‘Chinese ATR’, MA700 turboprop has first prototype almost finished

The unit, however, will be used in static tests on the already long-delayed schedule of the state-owned AVIC passenger plane.

If in other sectors, China is an industrial giant capable of materializing any product, in civil aviation the situation is quite different … and slow. Commercial aircraft developed in the country have suffered from delays and various difficulties, not to mention the accusations of industrial espionage.

The most famous Chinese aircraft, the C919, had several setbacks in its development even though it used Western technology. With suspicious similarities to the Airbus A320, the COMAC aircraft is expected to enter service at best in 2022.

It is the same year that another Chinese manufacturer, AVIC, hopes to fly the MA700, a passenger turboprop with a capacity for more than 70 seats. And just like the C919, the new aircraft is also inspired by another Western model, the ATR 72.

Despite not intending to innovate in any sense, the project continues at a very slow pace. In the last few days, the manufacturer presented the first test plane, in fact a unit for static tests and that will be used to prove the solutions adopted.

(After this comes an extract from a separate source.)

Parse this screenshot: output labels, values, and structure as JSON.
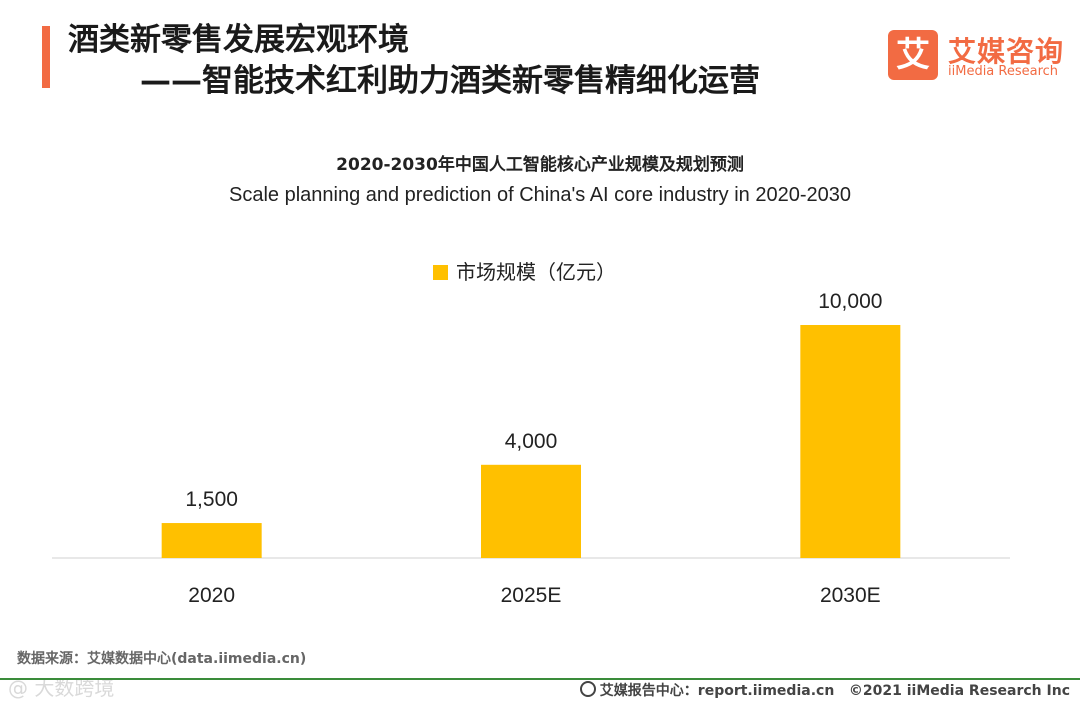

Without the PW150 engines, covers and painting, the prototype was removed from a huge hangar, accompanied by dozens of employees wearing masks after all China is still trying to get out of the coronavirus pandemic.

AVIC MA700 turboprop

It is a huge delay compared to the original schedule that predicted the completion of the first aircraft in 2017 and the first flight in 2019 with Chinese certification by 2021. The forecast now is that the MA700 will only fly for the first time in 2022.

Homemade solution

Plans to launch a passenger turboprop appeared in China in 2007, but have only recently started to come off the ground. AVIC and its subsidiary Xian have already produced a hundred of the MA60 and MA600 models, in fact variants of the Antonov An-24 turboprop.

With the MA700, the Chinese planemaker intends to take a big step forward by offering the local market a fast aircraft, capable of reaching up to 630 km/h and flying over distances up to 1,700 km with up to 85 passengers on board.

The first prototype will be used in static tests

AVIC claims to have nearly 200 orders for the MA700, including customers in South Africa, Bahrain and Pakistan, in addition to Chinese companies.

To date, however, only one of the four commercial planes developed by China has entered service, the ARJ21, actually a local adaptation of an old Boeing MD-80.